# VBA Aufwärtskompatibel



## Sanix (4. Mai 2009)

Hi,
Hat jemand schon euch mal ausprobiert, ob alte Excel-Dokumente mit Makros (VBA) in neueren Office Versionen noch funktionieren?


----------



## Noctarius (4. Mai 2009)

Ähm wieso sollten sie nicht? Wäre ein wenig sinnfrei, wenn tausende Dokumente nicht mehr richtig arbeiten weil das VBA inkompatibel ist.


----------



## Sanix (4. Mai 2009)

Ich habe schon von Fällen gehört von 2 verschiedenen  Personen.

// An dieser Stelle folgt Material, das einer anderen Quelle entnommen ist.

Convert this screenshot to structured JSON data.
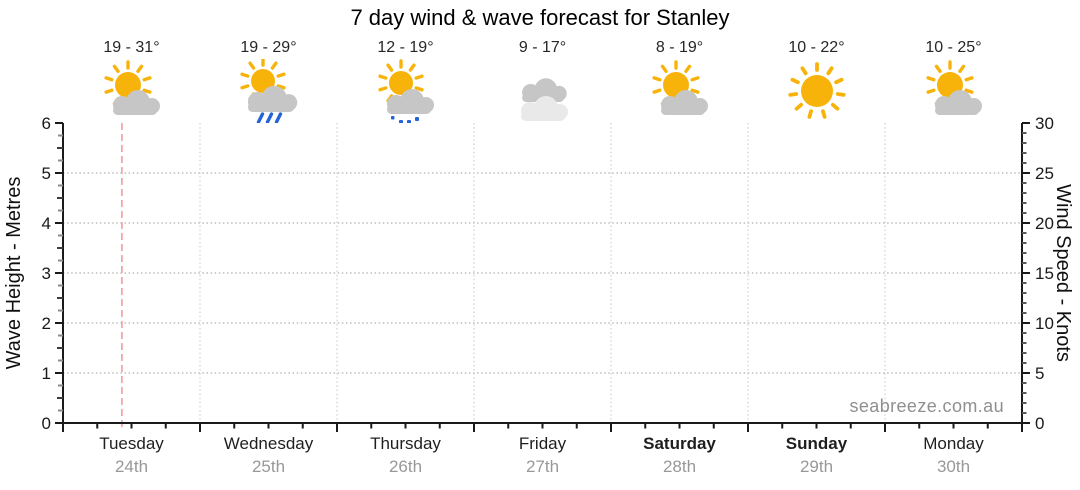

Habe leider nichts im Netz gefunden. Ohne Quelle kann ich dieses Argument schlecht gegen VBA bringen :-/.


----------



## Noctarius (4. Mai 2009)

Schlechtes Argument für VBA?

VBA -> Subset von VB -> VB = Möchtegern OOP-Basic

Ansich spricht aber an den richtigen Stellen nichts gegen VBA, nur mag ich z.B. die Syntax nicht wie in Excelsheets "selektiert" wird, wenn man das so nennen dürfte...


----------



## A.T. (5. Mai 2009)

In meiner alten Firma gab es viele Sachen die mit VBA gemacht wurden. Glücklicherweise hatte ich nichts damit zu tun... Die Mitarbeiter die damit gearbeitet haben, haben sich aber gegen jeden MS Office Versionswechsel gesträubt, da dieser einen erheblichen Arbeitsaufwand verusachte.
Ein großer Teil der verwendeten Makros musste jedes mal angepasst werden...
Weitere Details weiß ich allerdings auch nicht.


----------



## bronks (6. Mai 2009)

Noctarius hat gesagt.:


> Schlechtes Argument für VBA?
> 
> VBA -> Subset von VB -> VB = Möchtegern OOP-Basic ...


Ich verstehe nicht, was es hier zum negativ herumreden gibt. Ich bin gerade dabei ein Programm kompatibilitätstechnisch von JVM1.3 auf JVM1.4 anzuheben. Es ist schrecklich was man da alles zu sehen bekommt.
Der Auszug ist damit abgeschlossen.